# Deep riding technique ??



## Brian31 (Apr 6, 2009)

I've been watching videos of snorkled quads going through deep water. Why do most seem to ride wheelies ? 
Is it just for fun or does the front end float up on ya? 
Or is it a technique to clear underwater hazzards? 

:dunno:


----------



## Polaris425 (Dec 16, 2004)

little of both... most the time the front end will float up on its own. But I think that most do it b/c it just looks cool.... :rockn:


----------



## phreebsd (Dec 16, 2004)

haha yeah it looks cool 

Brute front ends float up pretty quick with any forward movement. 
if you don't have snorks doing a wheelie thru deeper stuff keeps the air intake up out of the water.


----------



## bayou_boy_22 (Mar 13, 2009)

I agree there is alot of reasons to do it but the best is it is fun.......:rockn:


----------



## lilbigtonka (Dec 30, 2008)

mine does it anyways cuz my a$$ cant keep mine down


----------



## Big Bad Brute (Apr 22, 2009)

well, if you want to pop the front up easily in all conditions get a brute!


----------



## jedi.mike (Apr 9, 2009)

Simply looks cool, Brute wants to do it anyway


----------



## KMKjr (Jan 9, 2009)

For the fans (and the chicks dig it too!!)


----------



## FABMAN (Dec 18, 2008)

Its fun. but more showing off.


----------



## phreebsd (Dec 16, 2004)

Brian31, have you tried it yet?


----------



## Bootlegger (Dec 18, 2008)

I have to add about 50lbs to mine to keep it down some what.


----------



## KMKjr (Jan 9, 2009)

Bootlegger said:


> I have to add about 50lbs to mine to keep it down some what.


 
Poutine and beer.


----------



## mississippimud3 (Mar 25, 2009)

I mostly do it for fun, but I agree the brute front end floats alot


----------



## Bootlegger (Dec 18, 2008)

KMKjr said:


> Poutine and beer.


I don't drink....but it may help....I was talking about racing....they are light adn hard to keep down.


----------



## ezdaar (Apr 29, 2009)

Its simple physics. Naturally the front end wants to come up due to acceleration. Now add another force,(water) pushing on the front surface of the ATV and you get even more lift.
Once the water gets underneath and has alot more surface area to push on, it comes up even more..

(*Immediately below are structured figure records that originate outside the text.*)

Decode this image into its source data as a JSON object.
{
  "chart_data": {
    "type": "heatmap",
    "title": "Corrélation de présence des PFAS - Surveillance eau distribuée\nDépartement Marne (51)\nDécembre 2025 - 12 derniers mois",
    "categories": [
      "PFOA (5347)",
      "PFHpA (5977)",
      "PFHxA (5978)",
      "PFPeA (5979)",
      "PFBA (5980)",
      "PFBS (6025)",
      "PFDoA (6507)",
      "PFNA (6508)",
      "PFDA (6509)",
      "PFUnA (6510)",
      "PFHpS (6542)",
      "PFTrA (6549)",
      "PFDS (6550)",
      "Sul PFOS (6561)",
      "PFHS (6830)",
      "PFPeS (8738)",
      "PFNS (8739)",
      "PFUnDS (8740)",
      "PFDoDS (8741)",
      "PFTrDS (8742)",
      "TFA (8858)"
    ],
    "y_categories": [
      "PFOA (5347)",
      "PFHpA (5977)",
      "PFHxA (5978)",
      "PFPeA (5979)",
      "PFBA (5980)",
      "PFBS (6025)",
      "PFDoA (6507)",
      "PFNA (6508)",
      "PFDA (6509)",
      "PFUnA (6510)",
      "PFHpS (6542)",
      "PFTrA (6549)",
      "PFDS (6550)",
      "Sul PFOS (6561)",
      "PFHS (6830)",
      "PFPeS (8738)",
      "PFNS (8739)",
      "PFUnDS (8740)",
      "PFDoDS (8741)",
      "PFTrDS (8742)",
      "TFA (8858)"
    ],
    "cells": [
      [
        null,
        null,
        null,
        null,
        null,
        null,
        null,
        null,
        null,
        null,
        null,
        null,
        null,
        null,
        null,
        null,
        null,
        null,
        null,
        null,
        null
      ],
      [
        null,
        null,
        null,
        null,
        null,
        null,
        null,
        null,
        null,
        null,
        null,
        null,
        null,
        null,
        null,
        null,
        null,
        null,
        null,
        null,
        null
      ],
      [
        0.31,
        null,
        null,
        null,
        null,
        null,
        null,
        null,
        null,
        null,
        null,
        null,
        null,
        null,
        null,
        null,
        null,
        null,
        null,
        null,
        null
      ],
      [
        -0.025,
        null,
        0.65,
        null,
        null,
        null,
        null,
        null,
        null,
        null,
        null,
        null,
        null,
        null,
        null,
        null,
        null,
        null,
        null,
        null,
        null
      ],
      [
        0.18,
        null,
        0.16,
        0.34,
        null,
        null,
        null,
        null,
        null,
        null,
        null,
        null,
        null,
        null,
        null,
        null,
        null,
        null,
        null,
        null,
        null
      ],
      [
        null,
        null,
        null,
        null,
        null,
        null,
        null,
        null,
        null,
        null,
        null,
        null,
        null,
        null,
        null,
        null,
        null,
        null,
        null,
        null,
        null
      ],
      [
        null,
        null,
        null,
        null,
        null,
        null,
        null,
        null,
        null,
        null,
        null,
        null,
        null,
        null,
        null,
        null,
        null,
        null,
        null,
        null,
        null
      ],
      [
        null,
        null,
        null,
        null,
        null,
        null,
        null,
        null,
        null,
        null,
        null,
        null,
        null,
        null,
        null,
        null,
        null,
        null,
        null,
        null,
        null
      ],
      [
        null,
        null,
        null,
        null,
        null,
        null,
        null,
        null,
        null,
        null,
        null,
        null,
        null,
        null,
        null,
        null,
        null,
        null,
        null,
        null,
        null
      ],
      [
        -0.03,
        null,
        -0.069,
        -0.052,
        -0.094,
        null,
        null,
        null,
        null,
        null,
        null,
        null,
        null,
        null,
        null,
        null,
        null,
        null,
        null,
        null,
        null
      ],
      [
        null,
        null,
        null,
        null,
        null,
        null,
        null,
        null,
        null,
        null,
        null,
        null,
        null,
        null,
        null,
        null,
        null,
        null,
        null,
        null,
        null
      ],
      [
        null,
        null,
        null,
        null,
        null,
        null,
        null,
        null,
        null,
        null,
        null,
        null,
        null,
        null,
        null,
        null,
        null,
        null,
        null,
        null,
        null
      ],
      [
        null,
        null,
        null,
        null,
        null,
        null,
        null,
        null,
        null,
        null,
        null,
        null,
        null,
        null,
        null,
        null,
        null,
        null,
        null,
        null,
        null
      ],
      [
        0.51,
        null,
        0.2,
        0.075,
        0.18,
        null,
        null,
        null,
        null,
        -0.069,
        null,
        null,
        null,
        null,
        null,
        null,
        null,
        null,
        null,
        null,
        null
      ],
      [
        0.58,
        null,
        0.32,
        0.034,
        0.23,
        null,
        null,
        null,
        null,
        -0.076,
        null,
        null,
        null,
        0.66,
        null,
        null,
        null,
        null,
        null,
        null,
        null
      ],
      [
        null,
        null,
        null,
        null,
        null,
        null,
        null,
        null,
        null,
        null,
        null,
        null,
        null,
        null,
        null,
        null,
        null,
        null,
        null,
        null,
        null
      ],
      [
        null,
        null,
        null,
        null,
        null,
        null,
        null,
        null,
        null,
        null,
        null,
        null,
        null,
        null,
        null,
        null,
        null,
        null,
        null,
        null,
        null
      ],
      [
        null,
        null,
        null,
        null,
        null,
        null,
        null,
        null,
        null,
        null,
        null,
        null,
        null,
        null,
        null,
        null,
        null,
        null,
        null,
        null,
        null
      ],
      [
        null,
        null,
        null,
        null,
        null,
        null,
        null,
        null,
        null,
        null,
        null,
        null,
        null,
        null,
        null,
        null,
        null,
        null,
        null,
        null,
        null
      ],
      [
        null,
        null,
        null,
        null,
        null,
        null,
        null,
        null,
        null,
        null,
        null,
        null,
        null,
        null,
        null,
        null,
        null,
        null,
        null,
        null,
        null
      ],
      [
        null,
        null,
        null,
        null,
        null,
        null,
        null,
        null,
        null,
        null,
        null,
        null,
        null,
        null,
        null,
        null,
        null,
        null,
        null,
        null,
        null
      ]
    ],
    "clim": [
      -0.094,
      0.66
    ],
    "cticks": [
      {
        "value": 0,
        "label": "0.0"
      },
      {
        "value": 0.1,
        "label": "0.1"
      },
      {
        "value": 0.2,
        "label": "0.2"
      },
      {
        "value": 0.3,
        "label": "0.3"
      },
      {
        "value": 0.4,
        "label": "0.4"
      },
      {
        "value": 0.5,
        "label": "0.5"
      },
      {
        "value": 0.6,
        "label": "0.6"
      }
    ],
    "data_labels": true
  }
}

But the real reason its done, is that it requires ALOT less power to move the ATV through the water, as 1/4 or 1/2 of the ATV is out of the water.
Along with the other posted reasons. Mainly to keep water out of the airbox.

That and its fun!


----------



## Brian31 (Apr 6, 2009)

phreebsd said:


> Brian31, have you tried it yet?


 
No I haven't. I dont have anywhere that deep & I'm not sure I could without drowning it. I really, really don't want to tear anything up.

And I don't have a Brute anymore...


----------



## phreebsd (Dec 16, 2004)

well yer grizz 700 will do it just the same

here.. maybe this vid will give you the "i need 31's fever"


----------



## TX4PLAY (Jan 18, 2009)

You do it one time and you'll be hooked, and like KMKjr said chicks dig it!





KMKjr said:


> For the fans (and the chicks dig it too!!)


----------